Tibalah Kirana di hadapan Raka. Kirana tidak mengucapkan sepatah katapun. Dia hanya menyodorkan kardus dan Raka langsung mengerti. Dia pun mengeluarkan selembar uang berwarna hijau dan meletakkannya di dalam kardus. Sekilas, Raka memperhatikan jilbab dan baju Kirana. Terlihat basah dan sedikit kotor. Raka mau bertanya, tetapi dia gengsi. Dia Takut Kirana menganggap bahwa dirinya memperhatikan Kirana.
"Ngapain juga aku harus bertanya kenapa bajunya kotor, apa urusannya denganku?"
Raka memang peduli, tapi gengsinya masih mampu mengalahkan rasa pedulinya.
Kirana berlalu dari hadapan Raka. Kini dia menuju ke Wahyu yang sudah menyambutnya dengan senyuman manis. Wahyu kemudian mengambil selembar uang berwarna merah dari saku celananya, lalu meletakkannya ke dalam kardus yang dibawa Kirana.
"Terima kasih, Pak Wahyu."
"Sama-sama, Bu Kirana."
"Mentang-mentang dia ngasihnya banyak diucapkan terima kasih. Giliran orang yang ngasihnya dikit tidak diucapkan terima kasih," protes Raka.

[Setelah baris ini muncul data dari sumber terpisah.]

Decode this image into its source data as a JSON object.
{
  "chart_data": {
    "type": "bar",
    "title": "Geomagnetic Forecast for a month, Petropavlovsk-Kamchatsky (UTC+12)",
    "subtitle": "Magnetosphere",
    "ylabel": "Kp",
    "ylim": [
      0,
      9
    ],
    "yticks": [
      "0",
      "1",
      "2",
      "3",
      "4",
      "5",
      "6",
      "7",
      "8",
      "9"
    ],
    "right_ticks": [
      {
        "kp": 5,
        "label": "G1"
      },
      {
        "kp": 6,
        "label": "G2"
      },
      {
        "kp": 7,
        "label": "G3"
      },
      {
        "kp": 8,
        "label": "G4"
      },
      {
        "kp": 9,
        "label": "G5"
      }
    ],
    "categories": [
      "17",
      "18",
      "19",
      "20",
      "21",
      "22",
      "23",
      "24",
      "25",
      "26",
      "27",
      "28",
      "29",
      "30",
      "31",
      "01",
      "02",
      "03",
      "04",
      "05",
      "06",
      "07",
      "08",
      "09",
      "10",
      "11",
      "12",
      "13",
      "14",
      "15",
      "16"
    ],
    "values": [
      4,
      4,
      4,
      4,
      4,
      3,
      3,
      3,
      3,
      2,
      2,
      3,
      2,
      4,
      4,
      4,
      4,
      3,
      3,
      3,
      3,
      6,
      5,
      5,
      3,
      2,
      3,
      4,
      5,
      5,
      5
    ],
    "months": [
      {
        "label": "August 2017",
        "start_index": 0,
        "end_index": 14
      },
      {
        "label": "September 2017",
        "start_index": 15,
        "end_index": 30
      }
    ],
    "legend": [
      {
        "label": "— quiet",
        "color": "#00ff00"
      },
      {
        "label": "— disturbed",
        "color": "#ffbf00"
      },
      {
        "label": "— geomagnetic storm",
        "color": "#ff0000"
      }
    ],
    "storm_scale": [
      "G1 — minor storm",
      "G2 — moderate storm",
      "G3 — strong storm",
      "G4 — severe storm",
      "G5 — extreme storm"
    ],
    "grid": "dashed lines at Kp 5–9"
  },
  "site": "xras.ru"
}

Kirana maupun Wahyu tidak menanggapi. Mereka bahkan sama sekali tidak menoleh ke arah Raka. Terlebih Kirana. Dia masih marah dan jengkel kepada Raka akibat kejadian tadi.
Setelah acara selesai, guru-guru dan murid-murid pun meninggalkan lapangan. Murid-murid memasuki kelas dan duduk di bangku masing-masing dengan tertib, sedangkan guru-guru kembali ke kantor guru untuk mengambil perlengkapan karena jam pelajaran pertama akan segera dimulai.
Lain halnya dengan Kirana, dia masih harus menghitung jumlah uang sumbangan yang didapat dan lanjut menyerahkannya kepada komite sekolah. Setelah selesai, barulah dia melanjutkan tugasnya.
Saat Kirana hendak menuju kantor guru, dia berpapasan dengan Raka yang kebetulan baru keluar dari ruangan tersebut. Kirana membuang muka, tak sudi menatap wajah Raka. Membuat Raka semakin jengkel.
"Pintar ceramahin orang doang. Akhlaknya mah minus," sindir Raka.
"Daripada situ, pinter bawa mobil tapi tidak tahu cara berkendara dengar benar," balas Kirana. Setelah mengucapkan kata-kata itu, Kirana langsung meninggalkan Raka.
"Apa maksudnya bicara seperti itu, coba?"
Raka hendak bertanya, tetapi Kirana sudah berlalu. Dia merasa ada yang janggal. Tadi Wahyu yang mengancamnya, sekarang bahkan Kirana sudah berani menyindirnya.
"Ada apa sebenarnya?"
Karena penasaran, Raka pun berjalan ke parkiran untuk melihat mobilnya. Dia ingin mengecek mobilnya apakah ban-nya kotor atau tidak.
"Jika ban mobilku kotor, berarti Widya sudah melakukan sesuatu kepada Kirana," batin Raka.
Raka bahkan mengabaikan murid-murid yang sudah menunggunya di dalam kelas saking penasarannya.
Setibanya di parkiran, Raka tidak melihat keberadaan mobilnya, dia lupa bahwa mobilnya dipakai oleh Widya.
"Astaga! Mobilku ada sama Widya!"
Raka pun segera mengambil ponselnya dan menghubungi Widya untuk menayangkan apa yang terjadi saat dirinya tertidur. Sayangnya, Widya tidak mau mengangkat teleponnya.